Tapioca starch comes mainly from South America, although they also started to produce some in Thailand. While researching, I saw this article about Tapioca flours from South America vs. Thailand being put to the test of Pão de Queijo. The Thai one didn’t give the same consistency at all. If you want to make this recipe, a South American brand like Yoki is the standard way.
Type of Cheeses
So, one thing cleared! Now, let’s talk cheese! This part is funnier, with no theory and no rules. You choose your favourite cheese and mix it up with parmesan. The original cheese used in Brazil is the Minas cheese, a semi-soft cheese. Like cheddar, you can find young and mature versions; for this recipe, they usually choose the oldest. I’ve used a mature cheddar for this recipe, which worked wonders, but you could use any cured cheese you prefer. I bet a lovely Gruyere would do magic here.
As for the second cheese used, it’s the good old parmesan. This one is no problem to find around the globe!
At first, I thought it was strange; there was no added yeast to a puffy bread, but, as mentioned earlier, some yeast hides in the fermented sour starch. So that’s why you get this expansion, thanks to the sour Manoc/Yuca starch. They say to work the dough with the end for a few minutes before adding the eggs. I guess it’s to make some air pockets by folding the bread repeatedly. I’ve used my hands, but a hookbread processor would work, too.
In the end, the dough ends up pretty sticky, so to make the balls, I’ve oiled a bit of my hands, which also gives a nice finish to the cheese buns. Most recipes don’t let the dough rest before cooking; I gave it 5 minutes. Let the hidden yeast do a little work to ensure the starch was all well absorbed.
To Serve with
They are, obviously, at their best, freshly baked out of the oven. In Brazil, they serve these Pão de Queijo at all times! Whether for breakfast, on the side of a soup, or sold on the street as a snack. Those cheezy bites go everywhere! Plus, the kids love them! If served at home, butter or cream cheese is served with it. A real crowd-pleaser!
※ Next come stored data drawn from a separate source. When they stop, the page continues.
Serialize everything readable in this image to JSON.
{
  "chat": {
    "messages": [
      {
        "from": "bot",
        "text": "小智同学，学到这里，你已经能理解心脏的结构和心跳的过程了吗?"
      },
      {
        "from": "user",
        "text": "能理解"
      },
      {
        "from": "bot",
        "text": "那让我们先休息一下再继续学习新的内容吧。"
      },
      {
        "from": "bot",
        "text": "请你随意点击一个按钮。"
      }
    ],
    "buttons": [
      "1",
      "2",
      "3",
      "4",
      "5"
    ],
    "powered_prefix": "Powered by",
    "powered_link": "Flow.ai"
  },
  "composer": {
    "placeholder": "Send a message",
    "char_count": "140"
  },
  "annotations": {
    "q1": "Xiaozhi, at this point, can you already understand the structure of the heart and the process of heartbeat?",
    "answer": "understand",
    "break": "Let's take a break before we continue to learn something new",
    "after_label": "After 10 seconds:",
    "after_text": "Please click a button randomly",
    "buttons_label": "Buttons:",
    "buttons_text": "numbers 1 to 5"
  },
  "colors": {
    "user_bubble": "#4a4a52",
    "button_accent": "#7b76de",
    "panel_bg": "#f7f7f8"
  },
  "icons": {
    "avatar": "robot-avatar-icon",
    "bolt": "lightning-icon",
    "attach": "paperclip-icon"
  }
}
*Thanks to Paula and Vanessa for guiding me into this beautiful recipe. Obrigado!
Can I use a simple Tapioca flour/starch?
No, better not; you need the sour type (Polvilho Agrio/Azedo) or a mix of both if you want the right texture. Tapioca flour is usually the same as the sweet version (Polvilho doce).
Where can I find this sour Tapioca starch (Polvilho Agrio/Azedo)?
Check Latino supermarkets or online. (Yoki brand is the most popular)
Why did my Pão de Queijo deflated?
This is probably because it missed a bit of cooking. All ovens are different, so next time, try one bun to check if it’s well done before taking them out.
How long can I keep these?
The buns will last two days at room temperature. You can keep them in an airtight container for a few days in the fridge. Otherwise, once cooled, freeze them. Add them to the oven at 200°C (400°F) for 5 minutes to revive them. So easy!
Other Snacks Ideas
- 300 g sour tapioca flour equi. sour cassava flour
- 100 g Parmesan
- 100 g mature cheddar any aged cheese
- 250 ml milk
- 125 ml sunflower oil olive oil, or any vegetal oil
- 2 eggs
- Start by bringing to a boil the milk, oil and salt. Whisk the mixture until it boils.
- Turn off the fire, and add the sour tapioca flour.
- Transfer to a bowl and mix with your hands for a few minutes or hooked food processor.
- Beat the eggs and incorporate them into the dough slowly.
- Add the two types of cheeses and mix well.
- Let rest for five minutes.
- Oil your hands and form small balls of 50g each, and add to a baking tray covered with a non-stick sheet.
- Bake them in the oven at 180°C (350°F) for 20 minutes or until golden.
- Let them rest on the cooling rack for 5 minutes.